Comparison of immunity to malaria in Sudan and Indonesia: crisis-form versus merozoite-invasion inhibition.

Abstract

Immunity to falciparum malaria was compared in 2 populations from malarious areas of southern Sudan and Flores, Indonesia. In Sudan, splenomegaly in adults was rare and antiplasmodium indirect fluorescent antibody (IFA) titers were low to moderate, 1:1,280 being the modal titer. Sudanese serum was profoundly inhibitory to cultured Plasmodium falciparum, reducing incorporation of radiolabeled hypoxanthine by 63-93% and severely retarding intraerythrocytic parasite development, resulting in moribund crisis-form parasites and virtually no healthy shizonts. In Flores, 64% of the serum donors had splenomegaly .gtoreq.

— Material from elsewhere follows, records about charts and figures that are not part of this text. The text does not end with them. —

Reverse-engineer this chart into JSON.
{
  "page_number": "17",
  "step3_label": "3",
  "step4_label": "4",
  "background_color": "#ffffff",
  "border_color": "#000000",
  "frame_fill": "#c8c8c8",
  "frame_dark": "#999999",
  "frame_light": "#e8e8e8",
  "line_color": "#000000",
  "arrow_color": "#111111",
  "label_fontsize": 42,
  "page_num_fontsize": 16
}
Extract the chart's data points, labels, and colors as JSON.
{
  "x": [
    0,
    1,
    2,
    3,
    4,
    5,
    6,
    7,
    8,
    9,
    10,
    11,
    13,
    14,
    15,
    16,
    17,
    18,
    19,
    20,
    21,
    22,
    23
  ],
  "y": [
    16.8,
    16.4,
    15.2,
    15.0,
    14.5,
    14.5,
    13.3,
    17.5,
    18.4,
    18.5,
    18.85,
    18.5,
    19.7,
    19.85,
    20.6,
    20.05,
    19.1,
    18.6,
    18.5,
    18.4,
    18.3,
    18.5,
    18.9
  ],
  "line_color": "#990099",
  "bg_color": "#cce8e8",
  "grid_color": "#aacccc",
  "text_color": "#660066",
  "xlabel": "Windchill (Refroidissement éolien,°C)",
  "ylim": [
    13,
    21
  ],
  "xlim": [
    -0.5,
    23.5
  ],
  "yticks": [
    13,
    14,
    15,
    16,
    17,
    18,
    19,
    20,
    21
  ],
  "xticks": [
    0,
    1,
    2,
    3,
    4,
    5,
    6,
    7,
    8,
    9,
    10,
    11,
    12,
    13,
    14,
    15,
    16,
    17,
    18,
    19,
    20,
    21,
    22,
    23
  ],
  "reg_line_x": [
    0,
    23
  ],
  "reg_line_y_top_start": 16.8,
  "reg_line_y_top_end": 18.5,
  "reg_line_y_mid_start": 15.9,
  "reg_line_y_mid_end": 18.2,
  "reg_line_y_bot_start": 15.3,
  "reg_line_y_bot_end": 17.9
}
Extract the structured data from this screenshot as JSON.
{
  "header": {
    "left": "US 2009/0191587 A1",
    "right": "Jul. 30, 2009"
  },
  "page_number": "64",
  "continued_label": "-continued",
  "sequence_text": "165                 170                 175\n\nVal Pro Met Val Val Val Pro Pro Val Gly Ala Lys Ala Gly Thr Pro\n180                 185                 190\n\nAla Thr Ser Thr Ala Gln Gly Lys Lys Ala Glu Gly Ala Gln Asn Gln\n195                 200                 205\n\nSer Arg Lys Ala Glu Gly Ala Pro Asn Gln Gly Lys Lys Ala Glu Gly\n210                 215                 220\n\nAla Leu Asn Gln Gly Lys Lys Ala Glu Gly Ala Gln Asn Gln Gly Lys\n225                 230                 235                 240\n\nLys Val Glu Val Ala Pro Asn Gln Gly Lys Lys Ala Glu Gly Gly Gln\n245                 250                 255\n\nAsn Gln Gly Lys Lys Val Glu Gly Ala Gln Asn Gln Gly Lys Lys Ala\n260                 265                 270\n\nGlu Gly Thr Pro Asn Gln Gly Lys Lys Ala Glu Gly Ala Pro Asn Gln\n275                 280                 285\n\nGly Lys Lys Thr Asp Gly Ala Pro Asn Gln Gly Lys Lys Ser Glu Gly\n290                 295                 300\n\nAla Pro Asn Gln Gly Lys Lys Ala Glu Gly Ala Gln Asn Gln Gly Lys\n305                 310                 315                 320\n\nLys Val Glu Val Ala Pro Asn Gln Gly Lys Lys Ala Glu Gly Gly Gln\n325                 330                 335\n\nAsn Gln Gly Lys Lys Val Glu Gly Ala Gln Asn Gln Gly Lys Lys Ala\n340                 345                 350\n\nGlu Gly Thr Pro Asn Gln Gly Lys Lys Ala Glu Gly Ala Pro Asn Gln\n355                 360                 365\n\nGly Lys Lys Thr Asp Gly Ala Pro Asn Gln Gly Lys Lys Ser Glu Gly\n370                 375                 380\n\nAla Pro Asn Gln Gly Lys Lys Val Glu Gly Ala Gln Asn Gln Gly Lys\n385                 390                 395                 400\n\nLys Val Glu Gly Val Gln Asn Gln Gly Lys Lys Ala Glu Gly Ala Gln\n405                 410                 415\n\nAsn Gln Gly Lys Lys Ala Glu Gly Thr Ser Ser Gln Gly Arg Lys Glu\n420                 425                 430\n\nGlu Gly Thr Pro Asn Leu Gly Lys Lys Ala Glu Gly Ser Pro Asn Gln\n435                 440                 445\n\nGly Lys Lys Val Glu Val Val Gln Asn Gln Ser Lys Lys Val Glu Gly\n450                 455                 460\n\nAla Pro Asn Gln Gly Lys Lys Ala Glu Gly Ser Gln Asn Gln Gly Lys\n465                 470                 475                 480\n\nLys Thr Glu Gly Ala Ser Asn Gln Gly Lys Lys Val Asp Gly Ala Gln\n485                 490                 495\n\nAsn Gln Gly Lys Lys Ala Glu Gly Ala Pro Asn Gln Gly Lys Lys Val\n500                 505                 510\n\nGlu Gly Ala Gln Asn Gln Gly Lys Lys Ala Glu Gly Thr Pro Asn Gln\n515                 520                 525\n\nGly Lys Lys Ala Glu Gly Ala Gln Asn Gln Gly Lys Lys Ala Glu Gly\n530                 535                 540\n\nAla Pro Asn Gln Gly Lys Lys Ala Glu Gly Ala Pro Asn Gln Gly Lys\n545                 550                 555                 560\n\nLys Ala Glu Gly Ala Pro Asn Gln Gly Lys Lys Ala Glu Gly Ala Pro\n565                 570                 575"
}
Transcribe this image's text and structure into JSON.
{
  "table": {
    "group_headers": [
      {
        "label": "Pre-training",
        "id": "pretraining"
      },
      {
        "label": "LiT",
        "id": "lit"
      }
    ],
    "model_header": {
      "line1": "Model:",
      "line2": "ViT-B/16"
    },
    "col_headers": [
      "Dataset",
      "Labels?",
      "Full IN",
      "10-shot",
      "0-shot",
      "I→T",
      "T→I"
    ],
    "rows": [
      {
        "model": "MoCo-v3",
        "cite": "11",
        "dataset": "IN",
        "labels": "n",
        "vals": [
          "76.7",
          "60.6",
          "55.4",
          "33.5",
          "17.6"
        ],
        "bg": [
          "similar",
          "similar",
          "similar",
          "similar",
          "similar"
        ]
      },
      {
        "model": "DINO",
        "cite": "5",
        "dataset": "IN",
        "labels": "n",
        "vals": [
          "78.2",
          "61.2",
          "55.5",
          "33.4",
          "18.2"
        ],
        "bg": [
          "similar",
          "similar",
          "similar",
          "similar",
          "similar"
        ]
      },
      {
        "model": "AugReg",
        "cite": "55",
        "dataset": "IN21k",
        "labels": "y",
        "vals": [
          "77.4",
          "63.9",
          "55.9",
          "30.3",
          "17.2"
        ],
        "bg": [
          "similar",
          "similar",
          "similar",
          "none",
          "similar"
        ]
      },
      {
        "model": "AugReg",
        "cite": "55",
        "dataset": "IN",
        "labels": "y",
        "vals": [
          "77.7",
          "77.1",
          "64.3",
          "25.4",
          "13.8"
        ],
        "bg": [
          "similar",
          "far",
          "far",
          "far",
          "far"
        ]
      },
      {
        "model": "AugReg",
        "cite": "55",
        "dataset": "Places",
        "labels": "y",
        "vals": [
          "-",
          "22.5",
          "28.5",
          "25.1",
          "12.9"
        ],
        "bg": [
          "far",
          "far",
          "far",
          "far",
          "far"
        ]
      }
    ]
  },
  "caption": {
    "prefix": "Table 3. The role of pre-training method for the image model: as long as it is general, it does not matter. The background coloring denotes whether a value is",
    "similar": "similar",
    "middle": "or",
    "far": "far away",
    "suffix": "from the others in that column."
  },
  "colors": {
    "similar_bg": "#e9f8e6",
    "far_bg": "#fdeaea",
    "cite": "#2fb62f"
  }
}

Hackett spleen grade 4 or 5, and the modal IFA titer was 1:10,240. Sera from Indonesia did not retard intraerythrocytic parasite development, but inhibited merozoite erythrocyte invasion 22-87%. Antimerozoite activity did not correlate with IFA titers. The differences in principal modes of antiparasitic activity suggest that immunity to malaria in Sudan is based in cell-mediated immune mechanisms associated with crisis forms, merozoite neutralization being of secondary importance. In contrast, malaria immunity in Flores appears to be principally based on antimerozoite antibody, which does not cause crisis forms and allows for development of reduced numbers of healthy schizonts. This less efficient mechanism may lead to a continuous lowgrade parasitemia, which could explain the high specific malaria antibody titers and adult splenomegaly in Flores as compared to Sudan. This latter approach to immunity, being less efficient than the former, apparently results in chronic malaria infections with associated high Ig titers and splenomegaly.